Cannabis (Cannabis sativa) flourishes under high light intensities (LI); making it an expensive commodity to grow in controlled environments, despite its hig...

www.frontiersin.org

It has some nice points re uv supplement, no yield loss, possible yield gain even when adding uva/uvb which is a bit counterintuitive: adding 3.1 something of ppfd in the uva/uvb range made a 600ppfd cannopy yield similar to a 800ppfd cannopy with no uv.

Thank you for providing these papers. Both very interesting reads.

The latter - I agree with your comment on that finding and it would be interesting to see the outcome of combination UV treatments with the 800µmol and 1kµmol levels. "interesting" is key because the cost of adding supplemental lighting vs increasing the PPFD of the PAR light is very high. Coupled with that is the unambiguous increase in yield that comes with a higher PPFD in the PAR range. Thus "interesting" but, unless there's a signficant increase in yield or quality, it's just not worth it at the commercial level. For the personal producer/home grower, I think it's fair to say that novelty has significant value so sales of supplemental lighting will continue to reflect marketing effort for some time.

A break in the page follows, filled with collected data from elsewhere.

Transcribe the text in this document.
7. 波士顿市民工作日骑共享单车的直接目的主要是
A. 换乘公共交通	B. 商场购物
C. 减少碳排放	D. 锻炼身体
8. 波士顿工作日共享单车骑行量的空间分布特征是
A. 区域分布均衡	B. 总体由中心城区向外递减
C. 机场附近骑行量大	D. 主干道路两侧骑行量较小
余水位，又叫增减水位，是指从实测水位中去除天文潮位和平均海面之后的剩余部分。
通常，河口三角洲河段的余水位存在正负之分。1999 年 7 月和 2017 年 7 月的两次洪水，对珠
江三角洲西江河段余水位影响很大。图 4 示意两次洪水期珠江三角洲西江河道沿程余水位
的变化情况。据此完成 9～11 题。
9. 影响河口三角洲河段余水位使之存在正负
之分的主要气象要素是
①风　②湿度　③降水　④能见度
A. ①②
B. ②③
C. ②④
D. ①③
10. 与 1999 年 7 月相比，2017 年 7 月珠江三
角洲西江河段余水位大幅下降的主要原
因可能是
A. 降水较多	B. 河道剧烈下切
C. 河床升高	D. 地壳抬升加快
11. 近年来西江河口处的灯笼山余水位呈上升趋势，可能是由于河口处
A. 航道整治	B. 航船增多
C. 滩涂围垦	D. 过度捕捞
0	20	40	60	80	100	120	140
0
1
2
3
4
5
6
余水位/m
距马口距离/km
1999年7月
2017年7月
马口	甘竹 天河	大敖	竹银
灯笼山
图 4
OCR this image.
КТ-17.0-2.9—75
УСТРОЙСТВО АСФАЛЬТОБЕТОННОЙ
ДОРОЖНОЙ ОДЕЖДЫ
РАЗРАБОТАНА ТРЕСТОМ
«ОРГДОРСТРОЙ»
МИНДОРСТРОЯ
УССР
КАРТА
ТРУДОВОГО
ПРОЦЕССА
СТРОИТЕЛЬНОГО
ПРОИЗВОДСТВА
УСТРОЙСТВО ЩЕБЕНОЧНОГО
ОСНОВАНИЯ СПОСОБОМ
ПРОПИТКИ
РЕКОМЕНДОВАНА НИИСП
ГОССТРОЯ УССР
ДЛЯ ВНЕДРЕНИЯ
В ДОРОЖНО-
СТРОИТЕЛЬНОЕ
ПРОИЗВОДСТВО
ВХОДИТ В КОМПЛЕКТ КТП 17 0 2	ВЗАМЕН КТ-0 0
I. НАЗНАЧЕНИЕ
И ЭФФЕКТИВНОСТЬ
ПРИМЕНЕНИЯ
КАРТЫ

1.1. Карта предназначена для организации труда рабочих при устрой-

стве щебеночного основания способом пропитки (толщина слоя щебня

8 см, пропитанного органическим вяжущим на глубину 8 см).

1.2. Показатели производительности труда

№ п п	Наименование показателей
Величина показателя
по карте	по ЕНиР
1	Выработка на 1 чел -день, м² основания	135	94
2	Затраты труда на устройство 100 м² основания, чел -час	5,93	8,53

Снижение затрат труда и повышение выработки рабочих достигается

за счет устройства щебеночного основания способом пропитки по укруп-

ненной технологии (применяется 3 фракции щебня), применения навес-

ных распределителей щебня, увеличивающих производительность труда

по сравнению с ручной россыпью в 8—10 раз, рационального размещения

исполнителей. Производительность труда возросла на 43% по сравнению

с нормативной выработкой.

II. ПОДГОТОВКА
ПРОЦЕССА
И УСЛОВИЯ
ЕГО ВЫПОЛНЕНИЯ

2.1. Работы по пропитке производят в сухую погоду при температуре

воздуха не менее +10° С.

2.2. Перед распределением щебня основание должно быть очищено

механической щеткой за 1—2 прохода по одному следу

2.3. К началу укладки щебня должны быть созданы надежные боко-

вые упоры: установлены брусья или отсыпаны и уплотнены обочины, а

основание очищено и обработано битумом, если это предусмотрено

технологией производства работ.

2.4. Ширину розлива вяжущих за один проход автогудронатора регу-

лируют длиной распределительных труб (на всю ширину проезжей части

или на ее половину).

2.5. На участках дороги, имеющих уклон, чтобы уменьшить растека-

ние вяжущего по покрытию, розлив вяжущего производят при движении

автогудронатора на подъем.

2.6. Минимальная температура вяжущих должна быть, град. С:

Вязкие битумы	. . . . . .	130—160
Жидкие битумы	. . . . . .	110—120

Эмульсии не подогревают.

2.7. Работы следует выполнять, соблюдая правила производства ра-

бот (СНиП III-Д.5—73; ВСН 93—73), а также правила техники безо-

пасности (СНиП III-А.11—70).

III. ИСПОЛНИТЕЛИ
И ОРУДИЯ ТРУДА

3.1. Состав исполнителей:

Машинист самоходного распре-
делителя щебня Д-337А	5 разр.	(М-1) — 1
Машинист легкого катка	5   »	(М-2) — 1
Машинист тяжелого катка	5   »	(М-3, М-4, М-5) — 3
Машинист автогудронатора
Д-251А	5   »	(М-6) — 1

Re 640+660 > yield than 660 — 660 is the standard wavelength for most lights but, if the cost of adding in 640nm LED's isn't signficant, then I would think that we'll see them being introduced in the next generation of LED designs. I have no idea of the cost of 730 vs 640 but 730 is starting to be used in commodity lights - HLG and Growlight Australia come to mind but I'm sure there are others.

Back to the present issue - the second paper provides insight into the complexity of this type of work in that the wavelengths of the UV bands are dissected precisely and the exposure duration, intensity, and timing are al factors. Perhaps there is a combination of those factors that provides a significant benefit but until then, "more research is needed".